Ketika dia mengatakan itu, aku menyadari bahwa dia telah menunjuk pada bagian tertentu dari lembar pertanyaan di depannya yang membuatku mengerti apa yang sedang terjadi.

"…Begitu ya. Topiknya berubah tanpa kusadari."

“Tidak? Aku telah mengatasi masalah ini sepanjang waktu."

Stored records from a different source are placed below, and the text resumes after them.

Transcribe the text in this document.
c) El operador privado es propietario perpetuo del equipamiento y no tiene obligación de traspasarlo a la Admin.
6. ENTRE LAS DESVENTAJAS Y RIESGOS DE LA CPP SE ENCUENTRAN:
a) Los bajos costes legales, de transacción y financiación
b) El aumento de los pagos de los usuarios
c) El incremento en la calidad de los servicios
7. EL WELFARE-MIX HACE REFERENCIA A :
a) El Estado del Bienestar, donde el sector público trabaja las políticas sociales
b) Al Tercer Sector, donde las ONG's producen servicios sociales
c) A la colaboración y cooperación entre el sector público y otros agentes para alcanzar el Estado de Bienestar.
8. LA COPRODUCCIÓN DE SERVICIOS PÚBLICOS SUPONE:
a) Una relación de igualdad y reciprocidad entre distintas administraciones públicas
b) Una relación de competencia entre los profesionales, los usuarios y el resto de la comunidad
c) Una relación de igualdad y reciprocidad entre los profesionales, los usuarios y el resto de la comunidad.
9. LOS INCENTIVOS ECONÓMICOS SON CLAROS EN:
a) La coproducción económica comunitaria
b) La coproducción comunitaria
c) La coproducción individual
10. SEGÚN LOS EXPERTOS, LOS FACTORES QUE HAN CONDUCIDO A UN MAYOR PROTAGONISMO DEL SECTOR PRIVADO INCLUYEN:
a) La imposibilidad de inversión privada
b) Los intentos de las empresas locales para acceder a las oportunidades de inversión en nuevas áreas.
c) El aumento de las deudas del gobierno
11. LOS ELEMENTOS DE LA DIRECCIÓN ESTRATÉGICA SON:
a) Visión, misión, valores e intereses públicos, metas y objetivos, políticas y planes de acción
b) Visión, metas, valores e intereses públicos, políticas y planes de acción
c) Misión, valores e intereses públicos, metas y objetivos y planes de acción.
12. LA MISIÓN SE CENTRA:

“Maaf, aku berada di jalur pemikiran yang salah di sana. Mari kita mulai, oke?”

Sepertinya dia sudah mulai belajar. Dia tidak mencelaku karena penglihatan dan ingatan tidak senonoh memenuhi pikiranku, tetapi malah bertanya kepadaku tentang sebagian dari masalah yang tidak dia mengerti.

"Terima kasih. Lalu, untuk pertanyaan ini…"

“Ah, tunggu. Aku ingin memulai dengan mengusulkan cara lain untuk belajar. Bolehkah aku melakukan itu?" Tanyaku.

"Tentu saja. Apa pun yang akan membantu meningkatkan nilaiku akan sangat disambut."

"Kalau begitu, aku ingin memeriksa bagian mana dari bahasa Jepang Modern yang kau hadapi. Bolehkah aku melihat pertanyaan dan lembar jawabanmu?”

"Ya. Ini dia. " Ayase-san memberiku lembaran itu tanpa ragu-ragu.

Dibandingkan dengan penampilan luarnya, terlihat seperti anak nakal dengan rambut pirang dan tindik telinga, dia sebenarnya adalah murid yang jujur ​​dan sopan. Melihat kertas dengan tulisan '38' raksasa berwarna merah di atasnya benar-benar pemandangan yang luar biasa. Aku tidak bisa berpura-pura berpikir bahwa ini adalah kurangnya pemahaman, kurangnya kemampuan atau kurangnya usaha. Aku percaya bahwa pasti ada penjelasan yang jauh lebih dalam tentang mengapa dia tidak bisa mendapatkan poin yang biasanya dia dapatkan, itulah sebabnya aku mereferensikan setiap sudut dan celah kecil kertas untuk menemukan alasan ini. Dan kemudian aku menemukannya.

“Kau baik-baik saja dalam hal pemahaman bacaan dan kanji yang digunakan dalam makalah dan artikel. Kau kehilangan poin paling banyak dalam hal pemahaman bacaan di novel."

“… Ya, itulah yang membuatku bermasalah.”

“Ini mungkin pertama kalinya kau benar-benar mendapat nilai gagal seperti ini, kan? Karena distribusi poin lebih ditekankan pada pemahaman bacaan novel."

"Benar. Selain itu, aku sendiri yang mengetahuinya." Dia mengangkat bahu. "Aku tidak bisa menemukan cara untuk menghadapinya."

“Akurasimu dalam hal jawaban yang benar lebih tinggi di awal saat mengerjakan makalah dan artikel, tetapi dua pertanyaan terkait novel kemudian, ketika ada pertanyaan makalah lain, kau membiarkannya kosong. Apa itu karena kau menghabiskan seluruh waktumu untuk pertanyaan-pertanyaan yang berhubungan dengan novel sebelumnya?"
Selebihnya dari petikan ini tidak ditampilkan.